Monday, June 22, 2015

#30harimenulis, Hari 10 : Marco

Sebuah episode di akhir season salah satu TV Series, Better Call Saul. Episodenya sendiri Berjudul Marco.

Di episode ini Jimmy McGill, atau yang dikemudian hari dikenal oleh para penonton dengan nama Saul Goodman berada di persimpangan. Ada perpisahan dengan saudara kandungnya Chuck, juga perpisahan dengan sahabat baiknya Marco, mungkin juga perpisahan dengan firma hukum HMM,

Di scene terakhir Jimmy McGill yang sering mendapatkan bantuan dari mantan Polisi, Mike Ehremaut bertanya tentang apa yang membuat Mike, tegas akan prinsipnya. 
Mike sendiri dalam dialog pendek hanya menjawab, bahwa dia dikontrak untuk melakukan suatu pekerjaan dan dia lakukan itu. terlepas apa yang terjadi setelahnya ataupun peluang yang ia lepaskan Mike berkata itu sudah bukan urusannya.

Dari situ Jimmy pun menggumamkan kembali lagu eye of tiger, yang seakan akan memberikan penegasan apa yang akan ia lakukan ketika kesempatan itu datang lagi.

Dari episode ini juga, aku sedang merasakan hal yang sama.

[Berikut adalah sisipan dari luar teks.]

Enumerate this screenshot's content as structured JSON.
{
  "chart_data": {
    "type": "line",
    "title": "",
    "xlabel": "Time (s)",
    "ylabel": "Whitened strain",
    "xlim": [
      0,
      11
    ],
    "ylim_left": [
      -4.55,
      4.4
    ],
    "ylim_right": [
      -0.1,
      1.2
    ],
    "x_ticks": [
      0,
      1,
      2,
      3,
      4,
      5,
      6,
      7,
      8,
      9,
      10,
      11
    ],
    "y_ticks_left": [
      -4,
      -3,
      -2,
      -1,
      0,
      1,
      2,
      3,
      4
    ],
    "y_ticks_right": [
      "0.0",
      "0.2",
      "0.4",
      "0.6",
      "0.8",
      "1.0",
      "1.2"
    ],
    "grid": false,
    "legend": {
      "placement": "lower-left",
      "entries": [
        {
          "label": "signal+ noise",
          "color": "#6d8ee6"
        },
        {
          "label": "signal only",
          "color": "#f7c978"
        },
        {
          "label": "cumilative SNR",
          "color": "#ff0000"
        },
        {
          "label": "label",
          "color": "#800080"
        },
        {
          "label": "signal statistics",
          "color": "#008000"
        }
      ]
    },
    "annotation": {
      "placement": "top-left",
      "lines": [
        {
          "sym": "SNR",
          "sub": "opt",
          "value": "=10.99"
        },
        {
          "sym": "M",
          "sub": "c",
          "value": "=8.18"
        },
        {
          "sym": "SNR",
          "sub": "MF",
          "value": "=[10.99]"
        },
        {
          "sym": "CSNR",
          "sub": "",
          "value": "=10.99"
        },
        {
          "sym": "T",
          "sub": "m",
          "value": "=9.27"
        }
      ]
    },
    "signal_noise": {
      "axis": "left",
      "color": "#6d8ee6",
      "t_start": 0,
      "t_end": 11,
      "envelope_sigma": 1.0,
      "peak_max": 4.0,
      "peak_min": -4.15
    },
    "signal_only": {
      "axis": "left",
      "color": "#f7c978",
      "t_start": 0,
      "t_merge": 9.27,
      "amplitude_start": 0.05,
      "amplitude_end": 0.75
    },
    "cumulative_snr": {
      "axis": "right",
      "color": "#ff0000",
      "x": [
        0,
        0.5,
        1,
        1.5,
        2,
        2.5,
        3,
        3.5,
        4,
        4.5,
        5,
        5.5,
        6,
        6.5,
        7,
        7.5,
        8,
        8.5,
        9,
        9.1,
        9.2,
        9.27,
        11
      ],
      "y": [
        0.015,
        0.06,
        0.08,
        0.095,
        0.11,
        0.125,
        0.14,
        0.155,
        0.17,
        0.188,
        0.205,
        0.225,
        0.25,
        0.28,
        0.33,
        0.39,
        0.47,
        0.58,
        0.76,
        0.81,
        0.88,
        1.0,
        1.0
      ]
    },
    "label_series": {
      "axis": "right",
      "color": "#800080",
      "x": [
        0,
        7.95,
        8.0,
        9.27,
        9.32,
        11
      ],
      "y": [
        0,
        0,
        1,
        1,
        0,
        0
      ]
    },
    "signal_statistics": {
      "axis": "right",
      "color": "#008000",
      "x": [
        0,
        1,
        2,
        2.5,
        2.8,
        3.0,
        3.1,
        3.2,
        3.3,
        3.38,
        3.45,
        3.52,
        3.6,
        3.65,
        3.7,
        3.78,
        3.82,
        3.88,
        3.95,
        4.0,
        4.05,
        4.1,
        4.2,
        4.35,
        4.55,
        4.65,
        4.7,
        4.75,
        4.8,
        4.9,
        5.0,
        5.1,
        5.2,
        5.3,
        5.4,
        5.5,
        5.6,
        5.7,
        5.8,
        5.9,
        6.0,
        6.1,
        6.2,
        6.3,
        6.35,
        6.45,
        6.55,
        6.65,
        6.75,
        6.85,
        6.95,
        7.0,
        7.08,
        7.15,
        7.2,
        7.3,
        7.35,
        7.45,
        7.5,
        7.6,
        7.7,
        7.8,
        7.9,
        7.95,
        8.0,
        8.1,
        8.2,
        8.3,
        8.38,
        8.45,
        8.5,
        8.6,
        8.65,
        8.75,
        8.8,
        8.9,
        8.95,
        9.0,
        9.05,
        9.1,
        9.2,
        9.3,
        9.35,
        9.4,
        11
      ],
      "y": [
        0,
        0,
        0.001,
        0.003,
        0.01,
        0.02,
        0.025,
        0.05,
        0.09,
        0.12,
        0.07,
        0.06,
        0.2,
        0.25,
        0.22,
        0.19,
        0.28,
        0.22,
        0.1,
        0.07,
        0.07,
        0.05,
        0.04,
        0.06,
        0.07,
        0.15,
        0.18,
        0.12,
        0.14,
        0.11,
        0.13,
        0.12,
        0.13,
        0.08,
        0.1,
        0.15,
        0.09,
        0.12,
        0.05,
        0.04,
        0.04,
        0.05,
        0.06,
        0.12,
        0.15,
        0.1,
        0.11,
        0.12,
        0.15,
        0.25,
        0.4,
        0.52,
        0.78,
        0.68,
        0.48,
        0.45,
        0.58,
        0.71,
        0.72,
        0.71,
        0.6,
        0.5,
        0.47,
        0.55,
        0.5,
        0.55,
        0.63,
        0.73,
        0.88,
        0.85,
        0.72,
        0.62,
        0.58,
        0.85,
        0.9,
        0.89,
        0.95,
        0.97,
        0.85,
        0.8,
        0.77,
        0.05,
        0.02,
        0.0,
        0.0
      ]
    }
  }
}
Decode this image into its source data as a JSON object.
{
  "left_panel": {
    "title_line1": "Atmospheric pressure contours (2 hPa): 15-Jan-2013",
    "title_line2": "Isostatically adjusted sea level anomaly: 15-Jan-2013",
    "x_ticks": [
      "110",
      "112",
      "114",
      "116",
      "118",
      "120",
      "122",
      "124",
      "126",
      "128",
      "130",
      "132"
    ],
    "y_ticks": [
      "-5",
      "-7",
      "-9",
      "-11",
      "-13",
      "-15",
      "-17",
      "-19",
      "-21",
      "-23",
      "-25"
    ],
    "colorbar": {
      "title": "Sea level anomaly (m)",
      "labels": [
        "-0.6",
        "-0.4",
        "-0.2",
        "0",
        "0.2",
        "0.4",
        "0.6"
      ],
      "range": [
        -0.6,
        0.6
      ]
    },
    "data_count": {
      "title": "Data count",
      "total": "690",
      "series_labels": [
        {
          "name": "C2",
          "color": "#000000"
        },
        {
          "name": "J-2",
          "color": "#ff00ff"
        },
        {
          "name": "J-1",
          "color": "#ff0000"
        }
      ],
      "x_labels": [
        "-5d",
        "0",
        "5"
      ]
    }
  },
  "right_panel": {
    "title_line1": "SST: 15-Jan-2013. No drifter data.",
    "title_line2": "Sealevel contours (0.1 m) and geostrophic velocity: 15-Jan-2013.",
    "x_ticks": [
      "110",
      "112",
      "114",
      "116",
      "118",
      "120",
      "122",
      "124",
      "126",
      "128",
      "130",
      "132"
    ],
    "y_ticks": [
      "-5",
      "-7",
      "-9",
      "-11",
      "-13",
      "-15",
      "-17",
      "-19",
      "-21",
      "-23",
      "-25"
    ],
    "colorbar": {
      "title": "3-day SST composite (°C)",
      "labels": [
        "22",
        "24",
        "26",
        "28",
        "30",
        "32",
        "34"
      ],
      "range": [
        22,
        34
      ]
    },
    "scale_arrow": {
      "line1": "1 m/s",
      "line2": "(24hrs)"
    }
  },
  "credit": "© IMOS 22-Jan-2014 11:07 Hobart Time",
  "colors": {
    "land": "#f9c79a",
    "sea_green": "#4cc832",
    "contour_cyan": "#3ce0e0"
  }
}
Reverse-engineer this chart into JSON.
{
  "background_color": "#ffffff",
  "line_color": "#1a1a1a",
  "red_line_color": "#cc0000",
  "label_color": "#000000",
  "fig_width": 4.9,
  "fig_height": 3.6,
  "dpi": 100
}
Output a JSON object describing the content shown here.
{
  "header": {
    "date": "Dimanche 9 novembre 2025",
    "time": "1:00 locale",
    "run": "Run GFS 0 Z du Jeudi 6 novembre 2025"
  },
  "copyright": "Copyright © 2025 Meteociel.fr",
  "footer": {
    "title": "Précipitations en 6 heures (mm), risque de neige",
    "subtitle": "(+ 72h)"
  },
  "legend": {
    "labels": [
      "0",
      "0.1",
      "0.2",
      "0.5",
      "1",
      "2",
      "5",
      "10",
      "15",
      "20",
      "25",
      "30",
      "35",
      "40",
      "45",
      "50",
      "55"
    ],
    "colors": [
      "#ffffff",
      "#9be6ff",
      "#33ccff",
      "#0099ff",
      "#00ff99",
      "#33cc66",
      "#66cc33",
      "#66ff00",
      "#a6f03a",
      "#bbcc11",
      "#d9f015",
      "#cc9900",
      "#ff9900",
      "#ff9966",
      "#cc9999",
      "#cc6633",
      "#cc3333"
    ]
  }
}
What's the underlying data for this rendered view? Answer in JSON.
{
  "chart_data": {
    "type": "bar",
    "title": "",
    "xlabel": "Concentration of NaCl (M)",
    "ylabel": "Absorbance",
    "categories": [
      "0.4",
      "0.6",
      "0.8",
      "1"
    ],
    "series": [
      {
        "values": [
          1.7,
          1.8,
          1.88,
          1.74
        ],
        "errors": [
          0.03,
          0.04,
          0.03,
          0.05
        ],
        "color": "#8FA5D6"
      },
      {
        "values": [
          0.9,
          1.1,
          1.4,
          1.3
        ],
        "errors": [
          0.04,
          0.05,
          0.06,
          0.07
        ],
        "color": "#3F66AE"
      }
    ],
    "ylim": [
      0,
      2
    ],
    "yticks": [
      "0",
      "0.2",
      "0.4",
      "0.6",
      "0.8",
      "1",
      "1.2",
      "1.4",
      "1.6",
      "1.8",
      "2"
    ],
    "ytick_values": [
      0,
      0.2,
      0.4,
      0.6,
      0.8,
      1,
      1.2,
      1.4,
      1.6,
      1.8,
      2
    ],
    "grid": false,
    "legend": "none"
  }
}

Berada di persimpangan.
Nilai nilai agama, sosial serta etika lah yang mencerminkan aku yang sekarang ini.

Seperti batu keropos yang terhipnotis dan merasa bahwa ia mutiara yang walaupun tenggelam dalam lumpur akan tetap bersinar.

Entahlah, sekali lagi waktu yang akan menegaskan siapa aku dan integritasku.
Apa benar aku batu bernilai atau hanya batu yang terkorosi oleh angin, air serta udara yang melembabkan.